De AP scoort bijzonder laag in de ranglijst van boete-uitdelingen, met slechts 0,03 procent van de zaken resulterend in een boete. Ter vergelijking, de Slowaakse toezichthouder staat aan de top met 6,84 procent. Noyb wijst erop dat de AP in de afgelopen jaren een budgetverhoging van 62 procent heeft gezien, maar dat dit niet heeft geleid tot een overeenkomstige toename van het aantal boetes.
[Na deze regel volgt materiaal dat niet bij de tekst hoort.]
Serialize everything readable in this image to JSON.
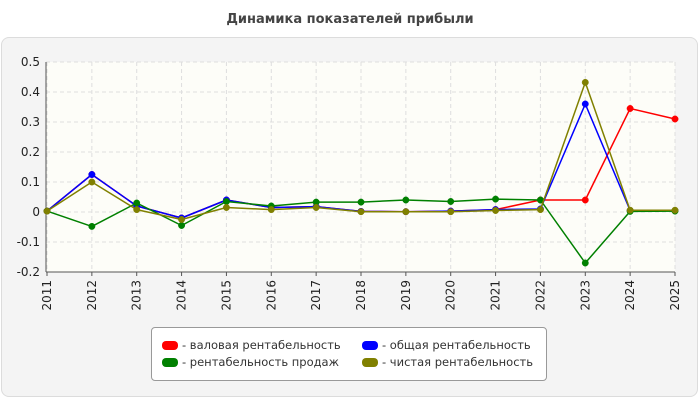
{
  "header": {
    "title": "Динамика показателей прибыли"
  },
  "colors": {
    "frame_bg": "#f4f4f4",
    "plot_bg": "#fdfdf8",
    "grid": "#dedede"
  },
  "chart_data": {
    "type": "line",
    "title": "Динамика показателей прибыли",
    "xlabel": "",
    "ylabel": "",
    "x": [
      "2011",
      "2012",
      "2013",
      "2014",
      "2015",
      "2016",
      "2017",
      "2018",
      "2019",
      "2020",
      "2021",
      "2022",
      "2023",
      "2024",
      "2025"
    ],
    "ylim": [
      -0.2,
      0.5
    ],
    "yticks": [
      -0.2,
      -0.1,
      0,
      0.1,
      0.2,
      0.3,
      0.4,
      0.5
    ],
    "ytick_labels": [
      "-0.2",
      "-0.1",
      "0",
      "0.1",
      "0.2",
      "0.3",
      "0.4",
      "0.5"
    ],
    "grid": true,
    "legend_position": "bottom",
    "series": [
      {
        "name": "- валовая рентабельность",
        "color": "#ff0000",
        "values": [
          0.003,
          0.125,
          0.02,
          -0.02,
          0.04,
          0.015,
          0.018,
          0.002,
          0.001,
          0.003,
          0.008,
          0.04,
          0.04,
          0.345,
          0.31
        ]
      },
      {
        "name": "- общая рентабельность",
        "color": "#0000ff",
        "values": [
          0.003,
          0.125,
          0.02,
          -0.02,
          0.04,
          0.015,
          0.018,
          0.002,
          0.001,
          0.003,
          0.008,
          0.01,
          0.36,
          0.005,
          0.005
        ]
      },
      {
        "name": "- рентабельность продаж",
        "color": "#008000",
        "values": [
          0.003,
          -0.048,
          0.03,
          -0.045,
          0.035,
          0.02,
          0.033,
          0.033,
          0.04,
          0.035,
          0.043,
          0.04,
          -0.17,
          0.002,
          0.003
        ]
      },
      {
        "name": "- чистая рентабельность",
        "color": "#808000",
        "values": [
          0.003,
          0.1,
          0.008,
          -0.025,
          0.015,
          0.008,
          0.015,
          0.001,
          0.001,
          0.001,
          0.005,
          0.008,
          0.432,
          0.006,
          0.006
        ]
      }
    ]
  }
}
In 2023 had de AP een budget van bijna 37 miljoen euro, terwijl de opgelegde boetes slechts 1,98 miljoen euro bedroegen, wat een aanzienlijk tekort op de staatsbegroting creëert.

Bovendien benadrukt noyb zijn eigen invloed, aangezien bijna veertig procent van alle privacyboetes tussen 2018 en 2023 voortkwam uit klachten van de organisatie. Dit wijst op een bredere problematiek van politieke wil om actie te ondernemen tegen grote technologiebedrijven, eerder dan op een tekort aan middelen voor de toezichthouders, aldus noyb.

 

VNG: Gemeenten hoeven gezichtsherkenning niet altijd te melden

In een recente mededeling heeft de Vereniging van Nederlandse Gemeenten (VNG) verduidelijkt dat gemeenten die gezichtsherkenning toepassen bij de aanvraag van paspoorten en identiteitskaarten niet altijd vooraf melding hoeven te maken bij de Autoriteit Persoonsgegevens (AP). De AP had eerder aangegeven dat gemeenten in Nederland geen rapportages over het gebruik van gezichtsscans of de bijbehorende risicoanalyses hadden gedeeld.

Na overleg tussen de VNG en de AP is vastgesteld dat gemeenten alleen contact hoeven op te nemen met de toezichthouder wanneer een voorafgaand onderzoek naar privacyrisico’s aantoont dat er aanzienlijke risico’s voor betrokkenen blijven bestaan, ondanks genomen beschermende maatregelen.

Het niet naleven van de verplichting om advies aan de AP te vragen bij risicovolle gegevensverwerkingen kan leiden tot zware sancties. De VNG benadrukt het belang van het uitvoeren van een Data Protection Impact Assessment (DPIA) om de privacyrisico’s van gezichtsherkenning goed in kaart te brengen. Zo kunnen gemeenten ervoor zorgen dat hun gegevensverwerkingen verantwoord zijn en voldoen aan de geldende wet- en regelgeving.